Beberapa saat kemudian becak yang kutunggu akhirnya datang. Aku bergegas naik dan meninggalkan laki-laki tak jelas itu. Untunglah orang-orang di sekitar kami tak ada yang menggubris.

***

Parman, siapa dia? Begal, maling, atau copet?

“Pak, kenal orang tadi?” Aku bertanya pada tukang becak yang mengantarku.

“Orang mana, Mbak? Saya tidak lihat siapa-siapa.”

“Oh, ya sudah, Pak.”

Sesampai di rumah Ibu langsung menyambutku dengan berbagai pertanyaan. Apakah aku baik-baik saja, apakah uang yang kubawa cukup, apakah ada orang yang menjahati padaku. Semua itu kujawab dengan satu kalimat: “Aku sehat wal afiat, semua aman.”

“Di pasar ketemu siapa saja?” Ibu bertanya sambil membuka keranjang belanjaan yang kubawa.

“Ketemu De Drajat, Yu Wati, Yu Sih.” Pak Drajat adalah penjual sayur-mayur, Yu Wati adalah penjual daging ayam, dan Yu Sih adalah penjual jajanan. Ketiganya adalah teman Ibu.

“Cuma itu?”

“Ya ndak cuma itu ta, Bu. Di pasar kan banyak orang. Masa harus Sri sebutkan semua.” Sebenarnya aku ingin berkata bahwa ada laki-laki aneh bin misterius yang mengajakku berkenalan. Tapi aku takut Ibu marah.

“Haha, baiklah.
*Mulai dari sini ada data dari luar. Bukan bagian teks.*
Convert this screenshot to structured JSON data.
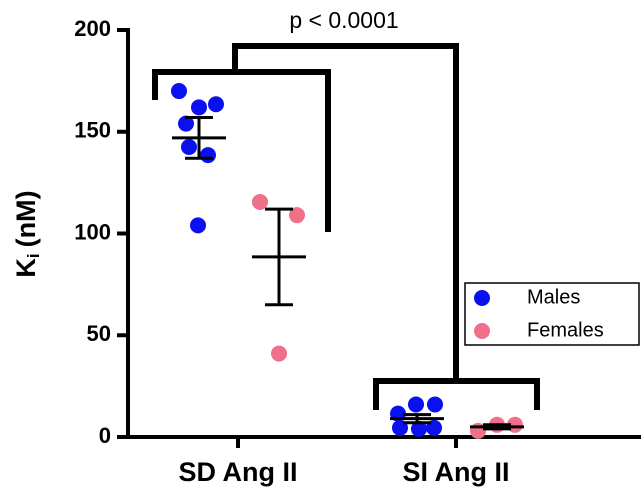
{
  "chart_data": {
    "type": "dot",
    "ylabel": "K",
    "ylabel_sub": "i",
    "ylabel_unit": "(nM)",
    "annotation": "p < 0.0001",
    "categories": [
      "SD Ang II",
      "SI Ang II"
    ],
    "ylim": [
      0,
      200
    ],
    "yticks": [
      0,
      50,
      100,
      150,
      200
    ],
    "legend": "right",
    "series": [
      {
        "name": "Males",
        "color": "#0a10f0",
        "values": [
          [
            170,
            162,
            163.5,
            154,
            142.5,
            138.5,
            104
          ],
          [
            11.5,
            4.5,
            16,
            16,
            4,
            4.5
          ]
        ],
        "mean": [
          147,
          9
        ],
        "sem": [
          10,
          2
        ]
      },
      {
        "name": "Females",
        "color": "#f0708a",
        "values": [
          [
            115.5,
            109,
            41
          ],
          [
            3,
            6,
            6
          ]
        ],
        "mean": [
          88.5,
          5
        ],
        "sem": [
          23.5,
          1
        ]
      }
    ]
  }
}
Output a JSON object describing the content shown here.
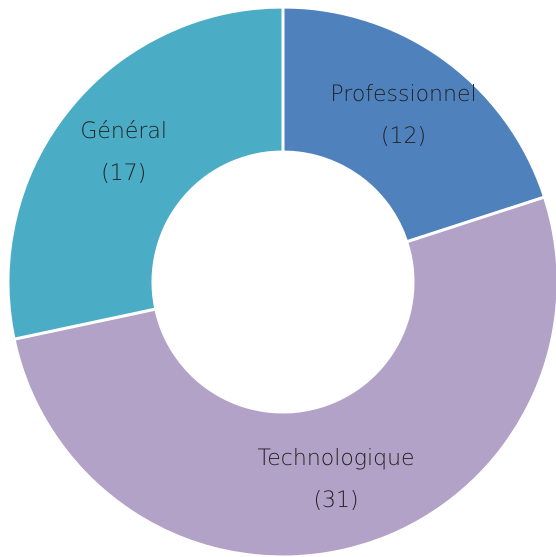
{
  "chart_data": {
    "type": "donut",
    "categories": [
      "Professionnel",
      "Technologique",
      "Général"
    ],
    "values": [
      12,
      31,
      17
    ],
    "value_labels": [
      "(12)",
      "(31)",
      "(17)"
    ],
    "colors": [
      "#4f81bd",
      "#b3a2c7",
      "#4bacc6"
    ]
  }
}
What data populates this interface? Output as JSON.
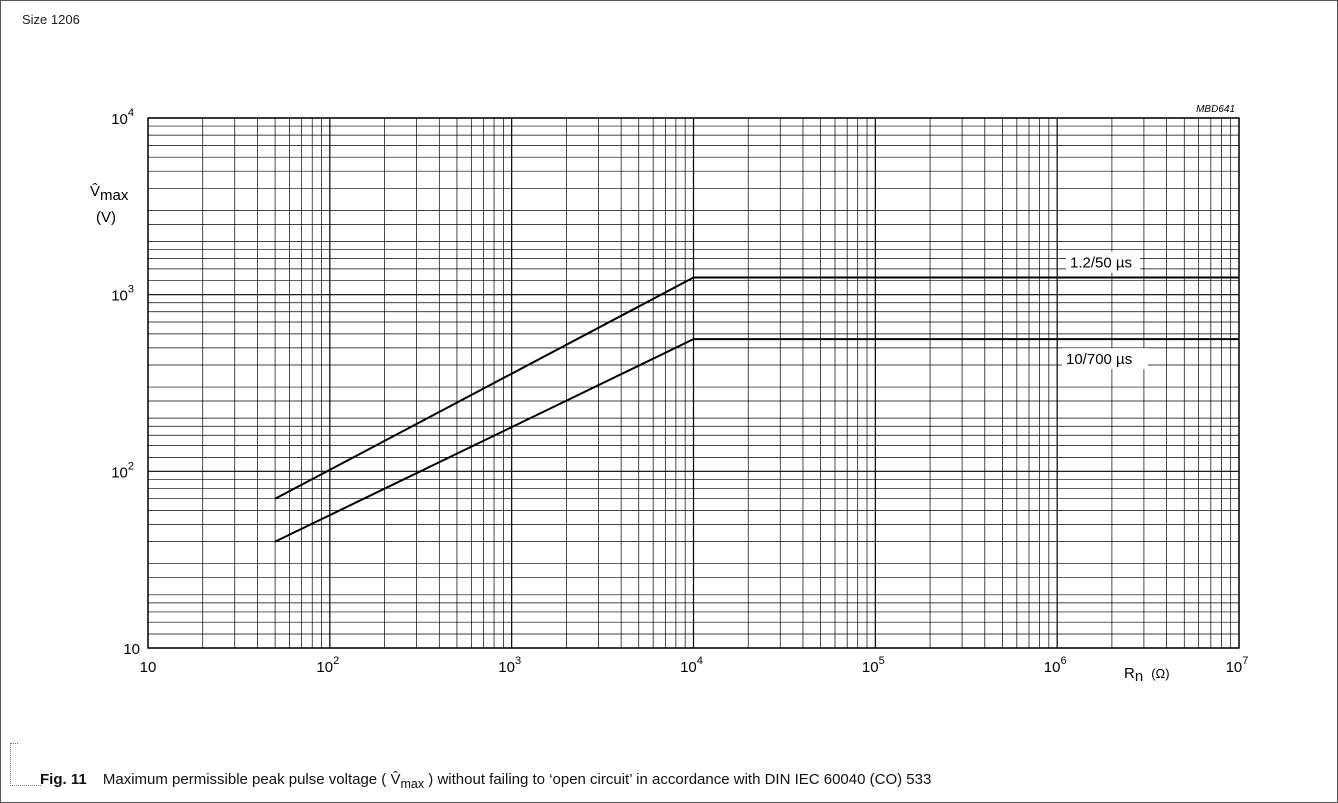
{
  "header": {
    "size_label": "Size 1206"
  },
  "chart_data": {
    "type": "line",
    "code": "MBD641",
    "xscale": "log",
    "yscale": "log",
    "xlim": [
      10,
      10000000
    ],
    "ylim": [
      10,
      10000
    ],
    "grid": true,
    "ylabel_symbol": "V̂",
    "ylabel_sub": "max",
    "ylabel_unit": "(V)",
    "xlabel_symbol": "R",
    "xlabel_sub": "n",
    "xlabel_unit": "(Ω)",
    "x_ticks": [
      {
        "value": 10,
        "base": "10",
        "exp": ""
      },
      {
        "value": 100,
        "base": "10",
        "exp": "2"
      },
      {
        "value": 1000,
        "base": "10",
        "exp": "3"
      },
      {
        "value": 10000,
        "base": "10",
        "exp": "4"
      },
      {
        "value": 100000,
        "base": "10",
        "exp": "5"
      },
      {
        "value": 1000000,
        "base": "10",
        "exp": "6"
      },
      {
        "value": 10000000,
        "base": "10",
        "exp": "7"
      }
    ],
    "y_ticks": [
      {
        "value": 10,
        "base": "10",
        "exp": ""
      },
      {
        "value": 100,
        "base": "10",
        "exp": "2"
      },
      {
        "value": 1000,
        "base": "10",
        "exp": "3"
      },
      {
        "value": 10000,
        "base": "10",
        "exp": "4"
      }
    ],
    "series": [
      {
        "name": "1.2/50 µs",
        "x": [
          50,
          10000,
          10000000
        ],
        "y": [
          70,
          1250,
          1250
        ]
      },
      {
        "name": "10/700 µs",
        "x": [
          50,
          10000,
          10000000
        ],
        "y": [
          40,
          560,
          560
        ]
      }
    ]
  },
  "caption": {
    "fig": "Fig. 11",
    "text_before": "Maximum permissible peak pulse voltage (",
    "symbol": "V̂",
    "symbol_sub": "max",
    "text_after": ")  without failing to ‘open circuit’ in accordance with DIN IEC 60040 (CO) 533"
  }
}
Ayo kita mulai masak, kamu pasti sudah lapar kan?”

***

Seminggu setelah kejadian di pasar itu Parman datang ke rumahku. Sendiri! Memang dasar laki-laki sinting! Bapaklah yang pertama menyambutnya. Bapak dan Parman bercakap-cakap sebentar di ruang tamu. Aku tak mendengar pembicaraan mereka. Pikiran negatif segera menggerayangiku. Mungkinkah Parman mengaku sebagai pacarku? Ah, tidak tidak, itu tidak mungkin! Semoga tidak mungkin! Aku was-was. Tetapi laki-laki sinting itu berbicara yang aneh tentangku. Aku yakin.

Beberapa saat kemudian Bapak memanggilku. Jantungku langsung “deg!”. Aku pun keluar kamar.

“Hai Sri. Bagaimana kabarmu?” Aku kaget, bingung harus bereaksi bagaimana.

“Benar dia temanmu, Sri?” Tanya ibu penuh selidik.

“Tidak, Bu. Sri ndak kenal,” aku menjawab sambil menundukkan kepala.

“Ah, kamu itu lho Sri. Kita kan sudah saling berkenalan seminggu lalu di pasar. Kamu lupa ya? Hehe.”

Laki-laki kurang ajar! Bisa-bisanya dia mengaku seperti itu. Sinting, sinting!

“Baiklah. Sebaiknya Nak Parman duduk-duduk dulu. Mari.”

Aneh, kedatangan Parman tidak mengundang reaksi tetangga kami. Biasanya ketika ada tamu berkunjung, lebih-lebih lawan jenis, gosip langsung menyebar. Tetapi kali ini tidak. Untuk ukuran hidup di desa, hal ini sungguh ajaib.

***

Entah kebetulan atau tidak, semenajak kedatangan Parman kemarin dagangan orangtuaku semakin laku. Pesanan datang silih berganti. Orangtuaku kini makin sibuk, hingga mereka melupakan sosok Parman.

Musim hujan tiba. Jalanan di desa kami berubah menjadi becek sehingga sulit dilalui. Di sawah kodok dan hewan lain tetap beraktivitas seperti biasa. Melantunkan bunyi yang serupa orkestra paduan suara.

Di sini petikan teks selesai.